A better rebellion
Is it convoluted, perhaps a result of adhering too closely to the novel it’s based on? Maybe. Is the world it posits perhaps implausible? Could be. So what? The same applies to the Harry Potter movies and the Hunger Games flicks. The essential thing about Insurgent is that it gets all of the important stuff right. And the really clever thing about Insurgent that elevates it a step above the first film, Divergent, is that it sneakily undercuts a lot of the tropes of what has become a subgenre: the young-adult hero’s journey.
Offering us a gal protagonist is the least of this series’ novelty, although that’s rare enough from Hollywood. There’s almost nothing here that boys can’t identify with in the exploits of Tris Prior (Shailene Woodley) in her dystopian future sci-fi world. Boys should be able to recognize Tris’s difficulties in fitting in to a societal system that divides people into factions by temperament and talent but doesn’t recognize that no person can be so easily defined as, say, nothing but brutally honest like members of the Candor caste, who work as lawyers, or always hippie-happy like members of the Amity caste, who work as farmers or artists. Tris doesn’t fit in because she is a special case called Divergent, showing aptitude for all of the factions (which also include brainy Erudite, brave Dauntless and selfless Abnegation). Don’t we all bristle at attempts to shove us into one confining box? That’s a discontent that knows no gender bounds.
In Divergent, the faction system, despite all its inherent unlikeliness, worked as a metaphor on an individual level for adolescent “no one understands me!” rebellion. Now, in Insurgent, it balloons up into something much larger and much more culturally encompassing: as dangerous tribalism that threatens peace and prosperity even as political leaders call, with unintended irony, for tribalism to protect peace and prosperity.
The plot here revolves around a mysterious artifact that ruthless Jeanine (Kate Winslet), leader of Erudite, believes holds “a message from the Founders that will ensure the future we deserve.” Jeanine wants to “eradicate the Divergent crisis,” which she keeps saying is going to ruin the little oasis of civilization they cling to in a ravaged world, yet only a Divergent can open a mysterious, plot-important box, which requires passing a test attuned to each Factional temperament. This might seem to be at odds with the rise of Divergents constituting a crisis … but gosh, is it really so unrealistic that a power-hungry leader with extremely conservative leanings might misinterpret—either deliberately or out of blinkered rapaciousness—the intentions of the Founding Fathers, er, Founders?

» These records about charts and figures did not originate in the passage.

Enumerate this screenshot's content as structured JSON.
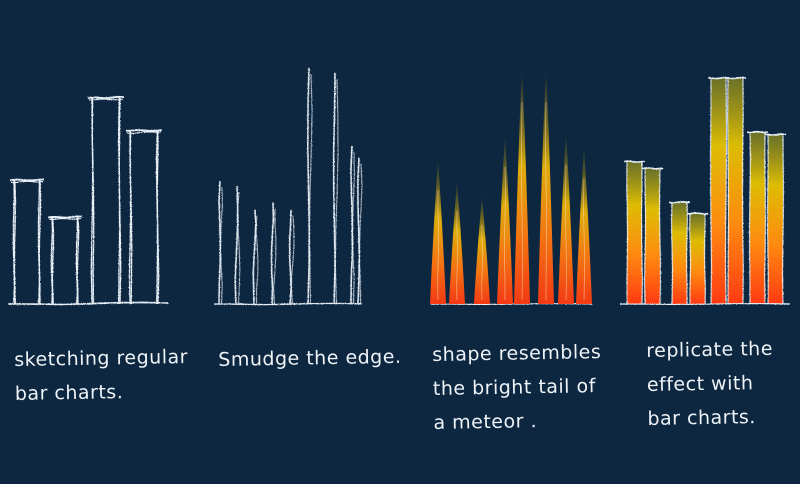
{
  "panels": [
    {
      "id": "regular",
      "style": "outline-boxes",
      "caption_lines": [
        "sketching regular",
        "bar charts."
      ],
      "bars": [
        0.6,
        0.42,
        1.0,
        0.84
      ]
    },
    {
      "id": "smudge",
      "style": "thin-lines",
      "caption_lines": [
        "Smudge the edge."
      ],
      "bars": [
        0.52,
        0.5,
        0.4,
        0.43,
        0.4,
        1.0,
        0.98,
        0.67,
        0.62
      ]
    },
    {
      "id": "meteor",
      "style": "meteor-tails",
      "caption_lines": [
        "shape resembles",
        "the bright tail of",
        "a meteor ."
      ],
      "bars": [
        0.62,
        0.53,
        0.47,
        0.72,
        1.0,
        1.0,
        0.73,
        0.67
      ]
    },
    {
      "id": "meteor-bars",
      "style": "meteor-boxes",
      "caption_lines": [
        "replicate the",
        "effect with",
        "bar charts."
      ],
      "bars": [
        0.63,
        0.6,
        0.45,
        0.4,
        1.0,
        1.0,
        0.76,
        0.75
      ]
    }
  ],
  "colors": {
    "background": "#0e2740",
    "chalk": "#e8f0f8",
    "meteor_base": "#ff3a12",
    "meteor_mid": "#ffb400",
    "meteor_top": "#c9a800"
  }
}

Things get really, really dark along the way, and more brutal than YA stories usually get, as fugitive Tris and her friends alternately run from Jeanine’s Dauntless thugs and then run right into the hornet’s nest for reasons that do get overly complicated, but fine. Because, of course, Tris is the Divergent that Jeanine needs, and as her specialness comes to the fore—no spoilers!—it is accompanied by another busting of clichés: the power to affect real change in the world isn’t the result of anything fantastical, like the Force, but arises from our humanity, from our full, cross-factional humanity. Which means that it is a power that is within all of us, no midi-chlorians or magical parentage required.
New director Robert Schwentke continues the series’ ethos of not looking like other sci-fi dystopias we’ve seen. Its interesting and probably fairly future-realistic urban ruin is punctuated by blips of high-tech reclamation. Women exist as full participants in this culture, doing all sorts of jobs and holding all sorts of positions of power (such as the Amity leader played by Octavia Spencer, and the factionless leader played by Naomi Watts), and not everyone is white. Nothing we see in this movie should feel as radical as it does. In a more adventurous movie environment, Insurgent wouldn’t feel this fresh. But this is where we are now. It’s kind of where Tris’ world is. That’s not a good thing for us.